Only two artists, Matisse and Pollack, two of Modern Art’s most decorative painters, were given their own gallery. Strangely, Matisse’s Dance (1909), one of the museum’s most popular paintings, looking sadly misplaced, was moved to a wall facing the staircase. Picasso’s Les Demoiselles d’Avignon (1907), another of art
history’s historical markers, in the old museum, placed on a wall by itself, has been placed back into Picasso’s oeuvre. Now, somewhat neutered, it is just another painting among his many. Two of the more sly touches emanating, no doubt, from Elderfield’s hand, are the placing of a lone Lee Krasner painting, just outside the Pollock gallery, where she stood in real life, and a single Braque between two of Picasso’s Cubist works, reminding us that Picasso had help.

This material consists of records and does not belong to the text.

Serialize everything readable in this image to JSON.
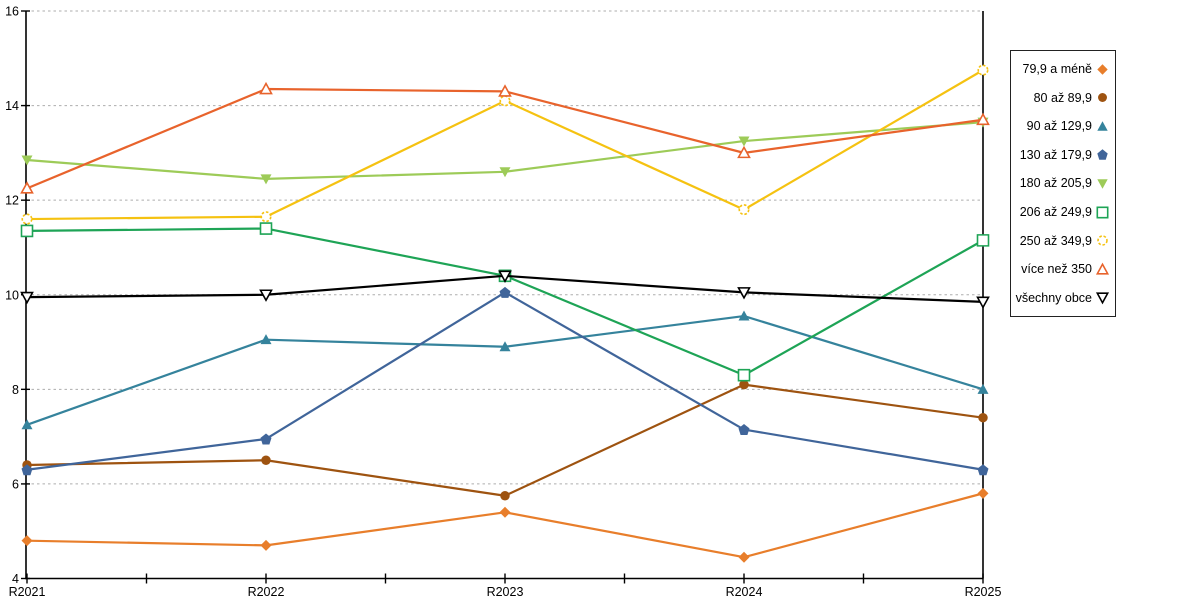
{
  "chart_data": {
    "type": "line",
    "title": "",
    "xlabel": "",
    "ylabel": "",
    "categories": [
      "R2021",
      "R2022",
      "R2023",
      "R2024",
      "R2025"
    ],
    "ylim": [
      4,
      16
    ],
    "y_ticks": [
      4,
      6,
      8,
      10,
      12,
      14,
      16
    ],
    "grid": "horizontal-dashed",
    "legend_position": "right",
    "series": [
      {
        "name": "79,9 a méně",
        "color": "#E87E2B",
        "marker": "diamond",
        "marker_style": "filled",
        "values": [
          4.8,
          4.7,
          5.4,
          4.45,
          5.8
        ]
      },
      {
        "name": "80 až 89,9",
        "color": "#9E5310",
        "marker": "circle",
        "marker_style": "filled",
        "values": [
          6.4,
          6.5,
          5.75,
          8.1,
          7.4
        ]
      },
      {
        "name": "90 až 129,9",
        "color": "#35839C",
        "marker": "triangle-up",
        "marker_style": "filled",
        "values": [
          7.25,
          9.05,
          8.9,
          9.55,
          8.0
        ]
      },
      {
        "name": "130 až 179,9",
        "color": "#40659A",
        "marker": "pentagon",
        "marker_style": "filled",
        "values": [
          6.3,
          6.95,
          10.05,
          7.15,
          6.3
        ]
      },
      {
        "name": "180 až 205,9",
        "color": "#9DCB58",
        "marker": "triangle-down",
        "marker_style": "filled",
        "values": [
          12.85,
          12.45,
          12.6,
          13.25,
          13.65
        ]
      },
      {
        "name": "206 až 249,9",
        "color": "#1EA456",
        "marker": "square",
        "marker_style": "open",
        "values": [
          11.35,
          11.4,
          10.4,
          8.3,
          11.15
        ]
      },
      {
        "name": "250 až 349,9",
        "color": "#F5C211",
        "marker": "circle",
        "marker_style": "open-dashed",
        "values": [
          11.6,
          11.65,
          14.1,
          11.8,
          14.75
        ]
      },
      {
        "name": "více než 350",
        "color": "#E8632C",
        "marker": "triangle-up",
        "marker_style": "open",
        "values": [
          12.25,
          14.35,
          14.3,
          13.0,
          13.7
        ]
      },
      {
        "name": "všechny obce",
        "color": "#000000",
        "marker": "triangle-down",
        "marker_style": "open",
        "values": [
          9.95,
          10.0,
          10.4,
          10.05,
          9.85
        ]
      }
    ],
    "colors": {
      "gridline": "#ADADAD",
      "axis": "#000000",
      "background": "#FFFFFF"
    }
  }
}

Though one can, starting at the 6th floor, the special exhibitions floor, work their way down to MoMA’s lobby and maybe even take a quick peak at the sculpture garden – my preference at the Guggenheim and Whitney – there is no way to digest the entire museum in one fell swoop. Between the permanent collection, the promised regularly changing Contemporary Art Galleries, film screenings, gallery talks, lectures, panels, and a full roster of continually changing exhibitions and an added upscale restaurant, and two cafes, and Presto, MoMA is now a city and cities require time. With little exaggeration, the new museum could be called the Modern Met.
I might add, that the true success of MoMA, certainly among those that take their art seriously, once the newness of the museum wears off, will rest heavily on the intelligence, daring and innovativeness of future exhibitions and presentations of all of its departments. They certainly have their work cut out for them. Hopefully, the museum will not rest on the laurels, nor will they spend all of their time and energy in an effort to attract tourists at the expense of the really serious art lovers. That said, all I can say for now is "MoMA, welcome back home. I never knew how much I missed you."